Mariana Perez used to get into fights as a little girl growing up in Colombia … not because she was a troublemaker, but because she was looking out for those in need. “Since I was very young, I always felt the need to be with people who were bullied,” she says. “I was always defending them. I used to get in fights for them, because I thought it was unfair. It’s just something
that’s always been with me.” And it still is. Today, Perez defends the relatively defenseless as Clinical Coordinator at David Lawrence Center’s Immokalee office. She’s serving a community of mostly immigrants—many of them undocumented—who often feel lost and alone in American culture while facing extreme poverty, language barriers, and the day-to-day demands of life. Many struggle with alcohol problems. For her selfless efforts, Perez was recently named a Distinguished Healthcare Diversity Advocate by the National Diversity Council.
The recognition goes to those “who have made a difference in the diversity and inclusion realm through their research or achievements, and exemplify the ability to excel in the healthcare field.”

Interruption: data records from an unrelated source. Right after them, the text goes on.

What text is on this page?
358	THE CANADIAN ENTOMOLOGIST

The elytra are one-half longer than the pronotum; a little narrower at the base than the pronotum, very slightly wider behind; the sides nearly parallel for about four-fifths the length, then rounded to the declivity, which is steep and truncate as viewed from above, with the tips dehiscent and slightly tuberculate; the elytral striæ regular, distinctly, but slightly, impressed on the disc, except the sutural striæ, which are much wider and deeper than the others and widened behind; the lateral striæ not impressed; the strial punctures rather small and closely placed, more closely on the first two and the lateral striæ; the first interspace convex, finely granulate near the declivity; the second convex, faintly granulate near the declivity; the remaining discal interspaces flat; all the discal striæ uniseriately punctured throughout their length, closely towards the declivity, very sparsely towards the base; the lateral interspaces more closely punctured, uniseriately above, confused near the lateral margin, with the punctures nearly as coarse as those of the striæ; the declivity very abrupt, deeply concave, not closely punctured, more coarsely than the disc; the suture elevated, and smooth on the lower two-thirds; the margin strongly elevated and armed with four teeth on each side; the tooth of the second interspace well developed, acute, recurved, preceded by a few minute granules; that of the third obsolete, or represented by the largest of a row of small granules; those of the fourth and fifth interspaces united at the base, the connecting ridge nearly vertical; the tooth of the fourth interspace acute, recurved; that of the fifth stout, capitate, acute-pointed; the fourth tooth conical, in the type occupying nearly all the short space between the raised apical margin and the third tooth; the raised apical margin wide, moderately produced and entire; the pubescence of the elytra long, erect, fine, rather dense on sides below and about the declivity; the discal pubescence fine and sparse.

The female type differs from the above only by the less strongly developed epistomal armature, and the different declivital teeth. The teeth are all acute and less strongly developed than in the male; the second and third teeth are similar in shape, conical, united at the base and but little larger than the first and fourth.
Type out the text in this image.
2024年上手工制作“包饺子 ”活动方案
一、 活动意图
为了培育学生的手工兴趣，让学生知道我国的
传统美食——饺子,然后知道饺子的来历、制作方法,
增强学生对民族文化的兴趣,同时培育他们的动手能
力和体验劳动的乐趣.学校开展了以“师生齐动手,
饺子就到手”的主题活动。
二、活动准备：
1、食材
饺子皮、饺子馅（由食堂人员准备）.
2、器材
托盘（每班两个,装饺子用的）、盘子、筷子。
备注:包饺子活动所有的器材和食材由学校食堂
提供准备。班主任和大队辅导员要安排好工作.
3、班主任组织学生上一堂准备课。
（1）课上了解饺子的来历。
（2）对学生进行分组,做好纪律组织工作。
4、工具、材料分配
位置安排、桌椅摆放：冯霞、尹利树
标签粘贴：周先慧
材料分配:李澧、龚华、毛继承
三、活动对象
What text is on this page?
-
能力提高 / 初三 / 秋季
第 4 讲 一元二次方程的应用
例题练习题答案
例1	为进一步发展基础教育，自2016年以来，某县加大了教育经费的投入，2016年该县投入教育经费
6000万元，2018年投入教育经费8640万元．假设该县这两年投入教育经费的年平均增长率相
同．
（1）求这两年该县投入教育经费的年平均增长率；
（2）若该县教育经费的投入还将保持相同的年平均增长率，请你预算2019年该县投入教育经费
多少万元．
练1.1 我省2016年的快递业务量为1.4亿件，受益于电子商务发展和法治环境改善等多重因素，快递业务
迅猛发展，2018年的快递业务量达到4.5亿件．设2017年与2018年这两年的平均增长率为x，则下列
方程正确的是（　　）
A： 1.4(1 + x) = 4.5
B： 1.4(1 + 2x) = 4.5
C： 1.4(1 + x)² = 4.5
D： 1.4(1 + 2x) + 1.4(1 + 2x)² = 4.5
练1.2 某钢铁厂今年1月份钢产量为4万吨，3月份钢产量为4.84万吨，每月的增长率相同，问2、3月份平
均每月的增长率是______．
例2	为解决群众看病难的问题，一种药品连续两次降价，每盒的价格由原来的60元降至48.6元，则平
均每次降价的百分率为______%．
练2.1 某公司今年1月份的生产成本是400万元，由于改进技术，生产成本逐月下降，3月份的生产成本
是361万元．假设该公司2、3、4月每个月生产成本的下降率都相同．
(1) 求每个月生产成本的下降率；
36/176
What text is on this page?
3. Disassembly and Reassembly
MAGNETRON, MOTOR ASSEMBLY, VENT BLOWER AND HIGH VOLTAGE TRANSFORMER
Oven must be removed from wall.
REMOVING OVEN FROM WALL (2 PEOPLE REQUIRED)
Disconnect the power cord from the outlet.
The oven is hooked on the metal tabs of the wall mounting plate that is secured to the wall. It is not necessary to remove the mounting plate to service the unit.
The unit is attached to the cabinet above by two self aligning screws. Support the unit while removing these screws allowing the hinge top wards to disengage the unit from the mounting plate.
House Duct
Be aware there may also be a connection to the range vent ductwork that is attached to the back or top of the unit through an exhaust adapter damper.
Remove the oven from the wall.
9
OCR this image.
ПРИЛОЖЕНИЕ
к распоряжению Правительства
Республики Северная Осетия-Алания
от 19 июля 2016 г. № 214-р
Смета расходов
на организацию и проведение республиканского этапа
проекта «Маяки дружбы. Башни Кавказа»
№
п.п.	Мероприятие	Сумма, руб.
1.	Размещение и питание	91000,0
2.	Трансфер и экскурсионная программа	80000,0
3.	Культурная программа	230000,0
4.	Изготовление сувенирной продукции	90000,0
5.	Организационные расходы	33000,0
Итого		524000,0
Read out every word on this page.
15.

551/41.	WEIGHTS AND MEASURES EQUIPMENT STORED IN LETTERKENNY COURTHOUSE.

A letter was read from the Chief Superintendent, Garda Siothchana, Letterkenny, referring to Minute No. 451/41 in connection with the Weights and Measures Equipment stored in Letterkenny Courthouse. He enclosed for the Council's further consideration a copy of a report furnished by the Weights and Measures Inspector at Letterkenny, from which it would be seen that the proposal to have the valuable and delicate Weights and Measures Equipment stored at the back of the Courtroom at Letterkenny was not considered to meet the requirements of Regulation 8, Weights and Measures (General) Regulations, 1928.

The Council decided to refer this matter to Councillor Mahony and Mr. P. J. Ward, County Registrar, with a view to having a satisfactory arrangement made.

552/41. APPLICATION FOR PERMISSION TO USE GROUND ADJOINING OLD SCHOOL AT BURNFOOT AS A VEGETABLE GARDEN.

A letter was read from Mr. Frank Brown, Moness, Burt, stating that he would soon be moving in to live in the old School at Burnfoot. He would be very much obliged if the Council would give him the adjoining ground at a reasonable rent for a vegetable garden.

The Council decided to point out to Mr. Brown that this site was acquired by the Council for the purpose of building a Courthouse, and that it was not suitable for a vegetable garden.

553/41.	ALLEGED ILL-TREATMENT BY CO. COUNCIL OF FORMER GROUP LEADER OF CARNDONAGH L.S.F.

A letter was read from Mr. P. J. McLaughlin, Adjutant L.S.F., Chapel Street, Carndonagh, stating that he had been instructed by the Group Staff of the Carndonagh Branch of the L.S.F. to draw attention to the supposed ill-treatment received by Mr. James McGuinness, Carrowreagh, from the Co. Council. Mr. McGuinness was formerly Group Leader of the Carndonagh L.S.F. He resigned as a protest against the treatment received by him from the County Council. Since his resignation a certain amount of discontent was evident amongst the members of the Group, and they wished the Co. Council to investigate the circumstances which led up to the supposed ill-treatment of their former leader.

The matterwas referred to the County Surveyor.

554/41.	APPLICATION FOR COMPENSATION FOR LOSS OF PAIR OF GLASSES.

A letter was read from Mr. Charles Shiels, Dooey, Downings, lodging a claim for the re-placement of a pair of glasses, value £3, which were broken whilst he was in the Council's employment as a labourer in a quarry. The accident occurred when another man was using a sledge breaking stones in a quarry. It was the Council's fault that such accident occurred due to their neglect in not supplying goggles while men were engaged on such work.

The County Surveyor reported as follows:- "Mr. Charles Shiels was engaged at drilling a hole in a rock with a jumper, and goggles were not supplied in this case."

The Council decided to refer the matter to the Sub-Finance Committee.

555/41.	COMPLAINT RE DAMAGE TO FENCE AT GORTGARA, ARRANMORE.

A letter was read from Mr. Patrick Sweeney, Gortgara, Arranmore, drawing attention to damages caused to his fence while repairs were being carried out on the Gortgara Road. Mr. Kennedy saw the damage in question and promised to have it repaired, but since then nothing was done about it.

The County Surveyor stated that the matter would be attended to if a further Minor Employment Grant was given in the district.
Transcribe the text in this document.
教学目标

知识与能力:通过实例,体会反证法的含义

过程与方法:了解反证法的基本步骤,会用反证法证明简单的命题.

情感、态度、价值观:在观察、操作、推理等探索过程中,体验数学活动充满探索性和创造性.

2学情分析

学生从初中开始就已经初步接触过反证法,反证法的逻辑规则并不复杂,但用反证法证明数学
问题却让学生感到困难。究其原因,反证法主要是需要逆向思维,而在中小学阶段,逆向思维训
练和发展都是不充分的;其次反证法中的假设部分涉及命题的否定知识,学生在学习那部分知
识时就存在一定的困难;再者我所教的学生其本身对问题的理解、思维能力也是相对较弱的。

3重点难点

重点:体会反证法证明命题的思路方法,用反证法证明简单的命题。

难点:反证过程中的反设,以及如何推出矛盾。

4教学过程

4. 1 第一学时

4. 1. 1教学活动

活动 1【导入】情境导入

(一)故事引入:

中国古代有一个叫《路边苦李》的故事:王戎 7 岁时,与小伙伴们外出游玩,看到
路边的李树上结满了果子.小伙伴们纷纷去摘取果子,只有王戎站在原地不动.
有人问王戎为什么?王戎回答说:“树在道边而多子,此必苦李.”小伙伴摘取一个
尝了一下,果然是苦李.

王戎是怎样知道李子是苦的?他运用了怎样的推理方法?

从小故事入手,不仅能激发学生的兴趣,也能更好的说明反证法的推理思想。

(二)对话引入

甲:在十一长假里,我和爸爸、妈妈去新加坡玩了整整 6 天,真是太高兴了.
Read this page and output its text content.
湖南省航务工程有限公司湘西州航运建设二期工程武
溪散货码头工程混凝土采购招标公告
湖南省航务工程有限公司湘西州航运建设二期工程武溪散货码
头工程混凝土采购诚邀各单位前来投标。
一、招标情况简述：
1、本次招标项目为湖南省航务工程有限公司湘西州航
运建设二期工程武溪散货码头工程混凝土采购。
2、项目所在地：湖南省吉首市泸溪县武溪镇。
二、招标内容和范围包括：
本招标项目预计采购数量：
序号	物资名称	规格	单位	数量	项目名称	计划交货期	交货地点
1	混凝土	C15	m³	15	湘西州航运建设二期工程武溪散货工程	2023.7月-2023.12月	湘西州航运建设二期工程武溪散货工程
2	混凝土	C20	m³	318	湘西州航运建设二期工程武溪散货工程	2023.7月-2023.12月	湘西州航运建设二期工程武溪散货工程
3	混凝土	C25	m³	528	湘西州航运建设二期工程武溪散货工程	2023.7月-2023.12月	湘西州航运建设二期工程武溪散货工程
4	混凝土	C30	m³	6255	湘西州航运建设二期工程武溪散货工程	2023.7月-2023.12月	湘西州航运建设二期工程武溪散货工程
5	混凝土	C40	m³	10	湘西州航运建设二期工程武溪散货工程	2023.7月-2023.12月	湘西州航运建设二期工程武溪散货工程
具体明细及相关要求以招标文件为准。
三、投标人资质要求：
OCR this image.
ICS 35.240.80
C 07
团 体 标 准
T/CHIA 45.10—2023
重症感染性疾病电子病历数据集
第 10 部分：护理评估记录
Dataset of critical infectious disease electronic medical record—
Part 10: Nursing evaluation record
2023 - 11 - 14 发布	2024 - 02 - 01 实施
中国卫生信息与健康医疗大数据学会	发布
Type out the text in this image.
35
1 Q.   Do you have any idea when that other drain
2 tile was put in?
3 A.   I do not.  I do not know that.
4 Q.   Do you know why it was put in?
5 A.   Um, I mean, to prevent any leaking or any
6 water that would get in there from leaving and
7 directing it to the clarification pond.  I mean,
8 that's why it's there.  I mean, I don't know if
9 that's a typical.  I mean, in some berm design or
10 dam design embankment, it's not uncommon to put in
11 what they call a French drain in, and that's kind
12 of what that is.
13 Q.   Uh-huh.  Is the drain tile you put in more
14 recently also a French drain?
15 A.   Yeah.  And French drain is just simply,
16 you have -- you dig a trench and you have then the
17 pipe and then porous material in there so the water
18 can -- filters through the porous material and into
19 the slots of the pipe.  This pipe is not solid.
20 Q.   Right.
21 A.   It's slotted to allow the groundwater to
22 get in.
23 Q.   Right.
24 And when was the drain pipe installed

Perez has been with DLC for eight years, including the last seven in Immokalee. She loves the people she serves, a demographic that faces a constant uphill battle.Many of them are “bullied” by the hurdles they face on an ongoing basis.
“When you work with a multicultural approach, you have to be able to understand the client. It’s not about my way of seeing them. It’s how they see themselves.”
“Our community is mostly farmers from Central America and Haitians,” she says. “Many are undocumented. They have little to no education. They’re very poor. They’re hungry; they get a lot of their food from food pantries. They live in old, broken-down trailer homes, often several families in the same home. Their lives are hard.”
And Perez dives right into the middle of it with joy day after day, making the commute from Naples—one of the most affluent communities in America—into the heart of crushing poverty and living conditions. She’s still defending those who are beaten down.
The bilingual Perez, who was also DLC’s 2016 Employee of the Year, makes an effort to learn about the cultural backgrounds and unique needs of those she serves.
“Everybody thinks that because we all speak Spanish, we’re essentially the same culture, and that we all see everything the same,” she says. “But that’s not true. There are big differences from culture to culture. Somebody from Cuba might say ‘I feel nervous,’ but what they call ‘nervous’ we call anxiety.
“You have to learn what different words and phrases mean in different cultures. You have to learn to read between the lines. You have to learn to ask good questions so you can better understand them. You learn to identify with them.”
It’s her heart’s mission–she says it’s hear calling–to put herself in their shoes.
“When you work with a multicultural approach,” she says, “you have to be able to understand the client. It’s not about my way of seeing them. It’s how they see themselves.”